The Pensions and Lifetime Savings Association (PLSA) has called for political parties to include six pension-related topics in their manifestos, including helping defined benefit (DB) schemes to merge, increasing the minimum contribution for auto-enrolment schemes, and simplifying the state pension.

Graham Vidler, director of external affairs at the PLSA, said: “The next government needs to consolidate the growth of workplace pensions, increasing the reach of automatic enrolment and setting out a plan to raise contribution rates. It also needs to make it easier for schemes to make DB pensions sustainable.

“Above all, it needs to build public confidence in the system, helping the industry fight scams and deliver the retirement choices savers want, while resisting the temptation for further raids on the pensions tax relief piggybank.”

The UK’s first-pillar pension system has already hit headlines since prime minister Theresa May called the election two weeks ago.

Of particular focus is the so-called ‘triple lock’, which promises an increase every year based on inflation, average earnings growth, or 2.5%, whichever is highest. Recent reports have suggested that this could be changed to reduce the financial burden of the state pension.

A government-commissioned report by John Cridland, former director general of the Confederation of British Industry, recommended that the triple lock be scrapped and the state pension age increased to 68. It is due to rise to 67 by 2028 under current legislation.

The PLSA said the state pension was “affordable without further increases to the state pension age” but agreed that the triple lock should be replaced with “a simpler, fairer, and more affordable uprating mechanism” linked to average earnings growth.

Consultancy firm Mercer also backed calls for parties contesting the general election to be explicit in their plans for the state pension. Tony Wood, UK leader of Mercer’s health and benefits business, said John Cridland’s review “goes to the heart of many of the core issues raised in the current election campaign”.

“However there appears to be a distinct lack of commitment to the recommendations,” he added. “People need to plan well in advance, to be able to make the most of living and working longer, and it is imperative that all the recommendations of this review are addressed by those forming our new government and not kicked into the long grass.”

The government was due to discuss the state pension next week, but parliament has been dissolved ahead of the 8 June poll and no more policy work will take place until the next government is formed.

The PLSA listed five more areas of focus, including DB scheme consolidation. The trade body is a vocal advocate of schemes working closer together to reduce costs and improve governance, and has proposed the creation of “superfunds”.

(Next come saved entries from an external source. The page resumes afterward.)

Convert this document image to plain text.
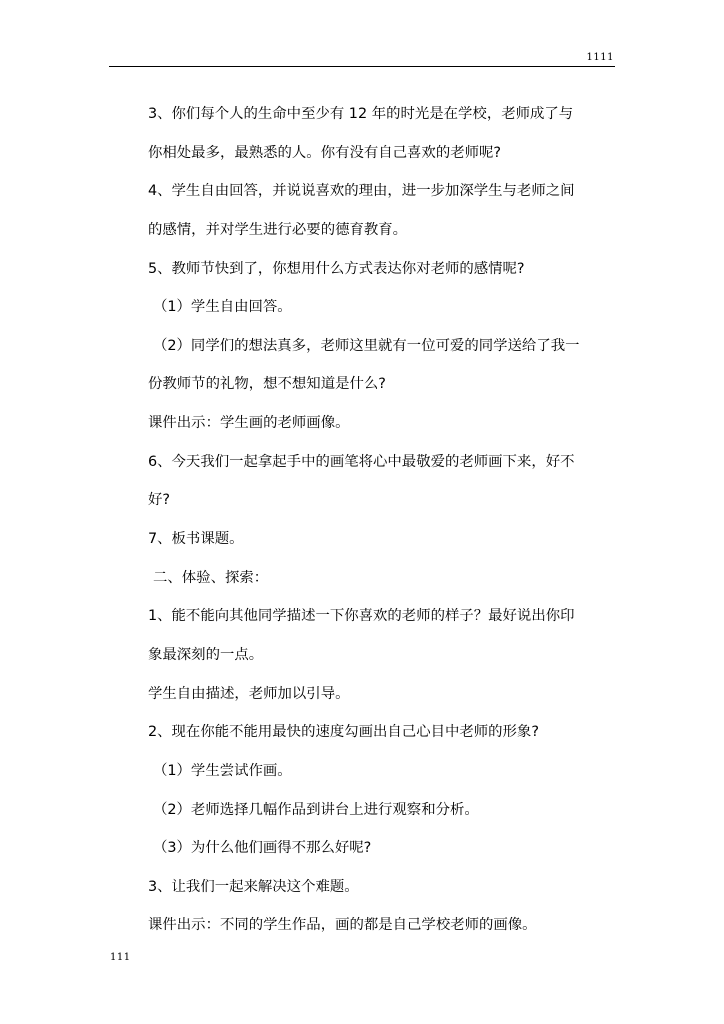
1111
3、你们每个人的生命中至少有 12 年的时光是在学校，老师成了与
你相处最多，最熟悉的人。你有没有自己喜欢的老师呢?
4、学生自由回答，并说说喜欢的理由，进一步加深学生与老师之间
的感情，并对学生进行必要的德育教育。
5、教师节快到了，你想用什么方式表达你对老师的感情呢?
（1）学生自由回答。
（2）同学们的想法真多，老师这里就有一位可爱的同学送给了我一
份教师节的礼物，想不想知道是什么?
课件出示：学生画的老师画像。
6、今天我们一起拿起手中的画笔将心中最敬爱的老师画下来，好不
好?
7、板书课题。
二、体验、探索：
1、能不能向其他同学描述一下你喜欢的老师的样子？最好说出你印
象最深刻的一点。
学生自由描述，老师加以引导。
2、现在你能不能用最快的速度勾画出自己心目中老师的形象?
（1）学生尝试作画。
（2）老师选择几幅作品到讲台上进行观察和分析。
（3）为什么他们画得不那么好呢?
3、让我们一起来解决这个难题。
课件出示：不同的学生作品，画的都是自己学校老师的画像。
111
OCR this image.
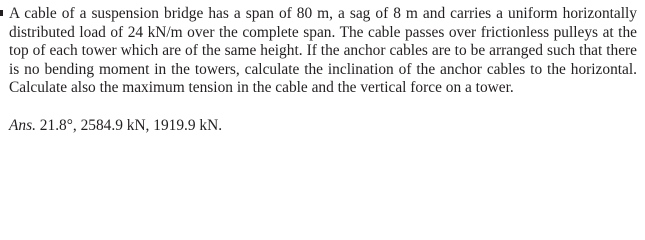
A cable of a suspension bridge has a span of 80 m, a sag of 8 m and carries a uniform horizontally
distributed load of 24 kN/m over the complete span. The cable passes over frictionless pulleys at the
top of each tower which are of the same height. If the anchor cables are to be arranged such that there
is no bending moment in the towers, calculate the inclination of the anchor cables to the horizontal.
Calculate also the maximum tension in the cable and the vertical force on a tower.
Ans. 21.8°, 2584.9 kN, 1919.9 kN.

It said: “The government should bring forward legislation to reduce burdens and enable pension schemes to share services or to merge, delivering better returns, saving money, and improving governance. This will mean a greater chance of members receiving their benefits. It will free employers to focus on corporate growth and it will return public confidence to the system.”

On auto-enrolment, the PLSA called for overall minimum contributions to be increased to “at least 12% of salary” by 2030, as well as extending the policy so it applies to workers aged between 18 and 21, self-employed people, and people in multiple jobs.

The trade body also recommended an authorisation regime for pension funds to reduce the risk of members transferring into fraudulent schemes. It called for improved help for members at retirement, and for the next government to review the pension tax relief system to ensure it is sustainable and incentivises saving.